Shandong University Qilu Hospital Research Center for Cell Therapy, Key Laboratory of Cardiovascular Remodeling and Function Research, Qilu Hospital of Shandong University, Jinan 250012, China; Department of Cell Biology and Anatomy, University of South Carolina School of Medicine, Columbia, SC 29208, USA.
Department of Cell Biology and Anatomy, University of South Carolina School of Medicine, Columbia, SC 29208, USA.
Biochem Biophys Res Commun. 2014 Feb 21;444(4):555-61. doi: 10.1016/j.bbrc.2014.01.101. Epub 2014 Jan 29.
Nuclear factor erythroid 2-related factor (Nrf2) is the major regulator of cellular defenses against various pathological stresses in a variety of organ systems, thus Nrf2 has evolved to be an attractive drug target for the treatment and/or prevention of human disease. Several synthetic oleanolic triterpenoids including dihydro-CDDO-trifluoroethyl amide (dh404) appear to be potent activators of Nrf2 and exhibit chemopreventive promises in multiple disease models. While the pharmacological efficacy of Nrf2 activators may be dependent on the nature of Nrf2 activation in specific cell types of target organs, the precise role of Nrf2 in mediating biological effects of Nrf2 activating compounds in various cell types remains to be further explored. Herein we report a unique and Nrf2-dependent anti-inflammatory profile of dh404 in inflamed macrophages. In lipopolysaccharide (LPS)-inflamed RAW264.7 macrophages, dh404 dramatically suppressed the expression of pro-inflammatory cytokines including inducible nitric oxide synthase (iNOS), monocyte chemotactic protein-1 (MCP-1), and macrophage inflammatory protein-1 beta (MIP-1β), while minimally regulating the expression of interleulin-6 (IL-6), IL-1β, and tumor necrosis factor alpha (TNFα). Dh404 potently activated Nrf2 signaling; however, it did not affect LPS-induced NF-κB activity. Dh404 did not interrupt the interaction of Nrf2 with its endogenous inhibitor Kelch-like ECH associating protein 1 (Keap1) in macrophages. Moreover, knockout of Nrf2 blocked the dh404-induced anti-inflammatory responses in LPS-inflamed macrophages. These results demonstrated that dh404 suppresses pro-inflammatory responses in macrophages via an activation of Nrf2 independently of Keap1 and NF-κB, suggesting a unique therapeutic potential of dh404 for specific targeting a Nrf2-mediated resolution of inflammation.

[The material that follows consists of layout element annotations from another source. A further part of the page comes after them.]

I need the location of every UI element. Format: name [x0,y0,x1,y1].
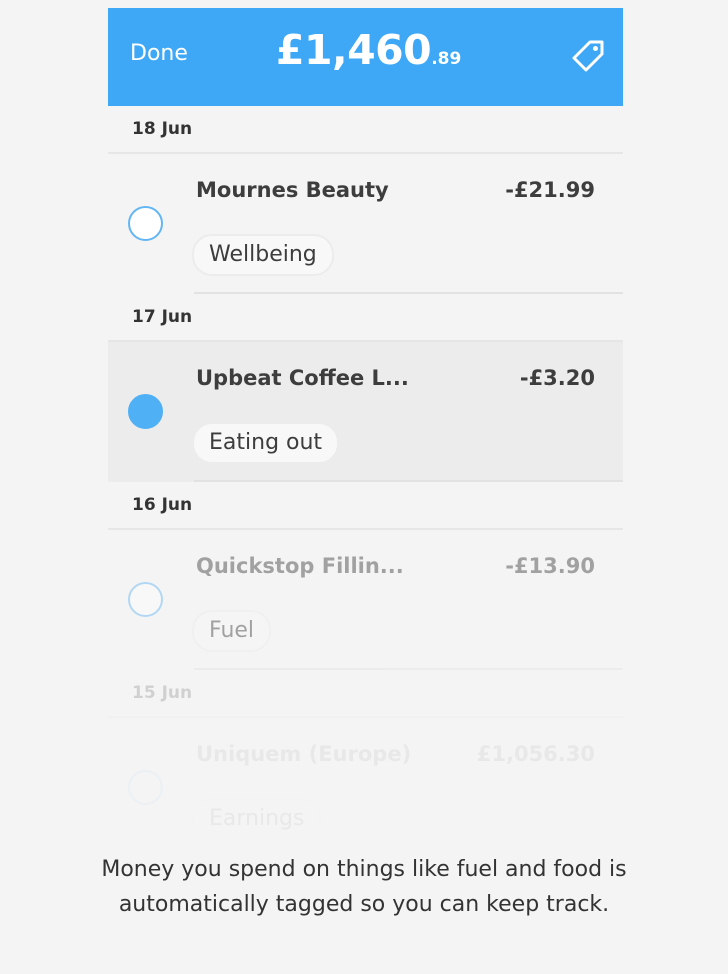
date-label: 17 Jun [132,307,193,327]
phone-screen: Done £1,460.89 18 Jun Mournes Beauty -£2… [108,8,623,838]
date-label: 18 Jun [132,119,193,139]
transaction-row[interactable]: Quickstop Fillin... -£13.90 Fuel [108,530,623,670]
date-header: 18 Jun [108,106,623,154]
date-label: 15 Jun [132,683,193,703]
transaction-row[interactable]: Upbeat Coffee L... -£3.20 Eating out [108,342,623,482]
done-button[interactable]: Done [130,41,188,66]
transaction-amount: -£21.99 [505,178,595,202]
select-radio[interactable] [128,206,163,241]
select-radio[interactable] [128,394,163,429]
date-header: 16 Jun [108,482,623,530]
app-header: Done £1,460.89 [108,8,623,106]
transaction-row[interactable]: Uniquem (Europe) £1,056.30 Earnings [108,718,623,838]
category-tag[interactable]: Wellbeing [192,234,334,276]
merchant-name: Quickstop Fillin... [196,554,404,578]
transaction-amount: £1,056.30 [476,742,595,766]
date-header: 17 Jun [108,294,623,342]
merchant-name: Mournes Beauty [196,178,389,202]
merchant-name: Uniquem (Europe) [196,742,412,766]
date-header: 15 Jun [108,670,623,718]
transaction-amount: -£13.90 [505,554,595,578]
date-label: 16 Jun [132,495,193,515]
category-tag[interactable]: Eating out [192,422,340,464]
transaction-row[interactable]: Mournes Beauty -£21.99 Wellbeing [108,154,623,294]
merchant-name: Upbeat Coffee L... [196,366,409,390]
select-radio[interactable] [128,770,163,805]
balance-display: £1,460.89 [276,26,461,74]
category-tag[interactable]: Fuel [192,610,272,652]
onboarding-caption: Money you spend on things like fuel and … [101,857,627,917]
balance-amount: £1,460 [276,26,432,74]
transaction-amount: -£3.20 [519,366,595,390]
select-radio[interactable] [128,582,163,617]
category-tag[interactable]: Earnings [192,798,322,838]
price-tag-icon[interactable] [570,38,606,74]
balance-cents: .89 [431,49,462,69]
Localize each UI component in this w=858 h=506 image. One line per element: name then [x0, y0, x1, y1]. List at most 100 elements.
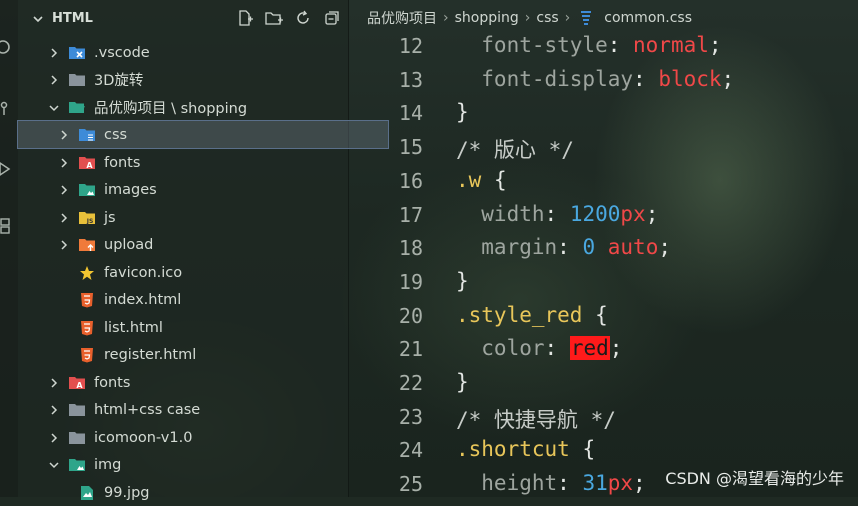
code-token: ; [708, 33, 722, 57]
tree-item-images[interactable]: images [18, 176, 388, 203]
tree-item-fonts[interactable]: Afonts [18, 149, 388, 176]
chevron-right-icon[interactable] [58, 129, 70, 141]
chevron-right-icon[interactable] [48, 377, 60, 389]
code-line[interactable]: 13 font-display: block; [349, 65, 858, 99]
code-token: ; [658, 235, 671, 260]
tree-item-99-jpg[interactable]: 99.jpg [18, 479, 388, 506]
extensions-icon[interactable] [0, 216, 12, 234]
code-text: width: 1200px; [456, 202, 658, 226]
code-token: font-display [456, 66, 634, 91]
code-text: .style_red { [456, 303, 608, 327]
html5-icon [78, 347, 96, 363]
tree-item-favicon-ico[interactable]: favicon.ico [18, 259, 388, 286]
chevron-down-icon[interactable] [48, 459, 60, 471]
chevron-right-icon[interactable] [48, 74, 60, 86]
tree-item-js[interactable]: JS js [18, 204, 388, 231]
collapse-all-icon[interactable] [322, 8, 342, 28]
new-file-icon[interactable] [235, 8, 255, 28]
chevron-right-icon[interactable] [58, 239, 70, 251]
code-line[interactable]: 17 width: 1200px; [349, 200, 858, 234]
tree-item-css[interactable]: css [17, 120, 389, 149]
code-line[interactable]: 14} [349, 98, 858, 132]
code-text: /* 快捷导航 */ [456, 404, 616, 434]
breadcrumb-part[interactable]: css [536, 10, 558, 26]
tree-item-upload[interactable]: upload [18, 231, 388, 258]
line-number: 14 [398, 101, 423, 126]
folder-open-icon [68, 100, 86, 116]
svg-text:A: A [86, 161, 93, 170]
tree-item-label: fonts [94, 374, 131, 391]
code-token: px [607, 471, 634, 496]
code-text: font-style: normal; [456, 33, 722, 57]
explorer-header[interactable]: HTML [18, 6, 348, 32]
tree-item-fonts[interactable]: Afonts [18, 369, 378, 396]
chevron-right-icon[interactable] [48, 47, 60, 59]
breadcrumb-file[interactable]: common.css [604, 10, 692, 26]
code-token: block [658, 66, 722, 91]
code-line[interactable]: 16 .w { [349, 166, 858, 200]
run-debug-icon[interactable] [0, 160, 12, 178]
tree-item-label: 品优购项目 \ shopping [94, 101, 248, 117]
code-token: /* 快捷导航 */ [456, 407, 616, 432]
code-token: normal [633, 33, 709, 57]
code-line[interactable]: 20 .style_red { [349, 301, 858, 335]
code-token: auto [607, 235, 659, 260]
tree-item-index-html[interactable]: index.html [18, 286, 388, 313]
code-line[interactable]: 19} [349, 267, 858, 301]
line-number: 12 [398, 34, 423, 58]
chevron-down-icon[interactable] [32, 13, 44, 25]
code-token: color [456, 336, 545, 361]
code-token: : [607, 33, 634, 57]
code-token: /* 版心 */ [456, 138, 574, 163]
code-text: /* 版心 */ [456, 134, 574, 164]
chevron-right-icon[interactable] [48, 432, 60, 444]
folder-icon [68, 72, 86, 88]
css-folder-icon [78, 127, 96, 143]
code-line[interactable]: 21 color: red; [349, 334, 858, 368]
code-token: ; [633, 471, 646, 496]
fonts-folder-icon: A [78, 155, 96, 171]
new-folder-icon[interactable] [264, 8, 284, 28]
code-token: width [456, 201, 545, 226]
tree-item-label: list.html [104, 319, 163, 336]
tree-item-vscode[interactable]: .vscode [18, 39, 378, 66]
html5-icon [78, 292, 96, 308]
tree-item-html-css-case[interactable]: html+css case [18, 396, 378, 423]
chevron-right-icon[interactable] [58, 184, 70, 196]
code-token: } [456, 370, 469, 394]
tree-item-label: upload [104, 236, 154, 253]
chevron-down-icon[interactable] [48, 102, 60, 114]
source-control-icon[interactable] [0, 100, 12, 118]
code-text: margin: 0 auto; [456, 235, 671, 259]
search-icon[interactable] [0, 38, 12, 56]
tree-item-icomoon-v1-0[interactable]: icomoon-v1.0 [18, 424, 378, 451]
code-line[interactable]: 18 margin: 0 auto; [349, 233, 858, 267]
chevron-right-icon[interactable] [58, 212, 70, 224]
tree-item-3d[interactable]: 3D旋转 [18, 66, 378, 93]
html5-icon [78, 320, 96, 336]
code-line[interactable]: 23 /* 快捷导航 */ [349, 402, 858, 436]
breadcrumb-part[interactable]: 品优购项目 [367, 8, 437, 28]
code-token: : [544, 201, 570, 226]
breadcrumb-part[interactable]: shopping [455, 10, 519, 26]
code-token: .shortcut [456, 437, 570, 462]
code-token: height [456, 471, 558, 496]
code-line[interactable]: 15 /* 版心 */ [349, 132, 858, 166]
code-line[interactable]: 22} [349, 368, 858, 402]
line-number: 19 [398, 269, 423, 294]
chevron-right-icon[interactable] [58, 157, 70, 169]
tree-item-register-html[interactable]: register.html [18, 341, 388, 368]
code-line[interactable]: 12 font-style: normal; [349, 31, 858, 65]
code-text: font-display: block; [456, 67, 734, 91]
tree-item-img[interactable]: img [18, 451, 378, 478]
tree-item-label: html+css case [94, 401, 201, 418]
chevron-right-icon[interactable] [48, 404, 60, 416]
code-text: } [456, 100, 469, 124]
tree-item-shopping[interactable]: 品优购项目 \ shopping [18, 94, 378, 121]
refresh-icon[interactable] [293, 8, 313, 28]
tree-item-label: js [104, 209, 116, 226]
tree-item-list-html[interactable]: list.html [18, 314, 388, 341]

核因子红细胞 2 相关因子 (Nrf2) 是各种器官系统中细胞防御各种病理应激的主要调节剂,因此 Nrf2 已成为治疗和/或预防人类疾病的有吸引力的药物靶点。几种合成的齐墩果酸三萜类化合物,包括二氢-CDDO-三氟乙基酰胺 (dh404),似乎是 Nrf2 的有效激活剂,并在多种疾病模型中表现出化学预防的前景。虽然 Nrf2 激活剂的药理学功效可能取决于特定靶器官中特定细胞类型的 Nrf2 激活的性质,但 Nrf2 在介导 Nrf2 激活化合物在各种细胞类型中的生物学效应的确切作用仍有待进一步探索。本文报道了 dh404 在炎症巨噬细胞中独特的、依赖于 Nrf2 的抗炎特征。在脂多糖 (LPS) 激活的 RAW264.7 巨噬细胞中,dh404 显著抑制了促炎细胞因子的表达,包括诱导型一氧化氮合酶 (iNOS)、单核细胞趋化蛋白-1 (MCP-1) 和巨噬细胞炎症蛋白-1β (MIP-1β),同时最小程度地调节白细胞介素-6 (IL-6)、IL-1β 和肿瘤坏死因子α (TNFα) 的表达。Dh404 强烈激活了 Nrf2 信号通路;然而,它并没有影响 LPS 诱导的 NF-κB 活性。Dh404 并没有打断 Nrf2 与内源性抑制剂 Kelch-like ECH associating protein 1 (Keap1) 在巨噬细胞中的相互作用。此外,Nrf2 的敲除阻断了 dh404 在 LPS 激活的巨噬细胞中诱导的抗炎反应。这些结果表明,dh404 通过激活 Nrf2 抑制巨噬细胞中的促炎反应,这种作用独立于 Keap1 和 NF-κB,这表明 dh404 具有独特的治疗潜力,可用于针对 Nrf2 介导的炎症消退的特定靶向治疗。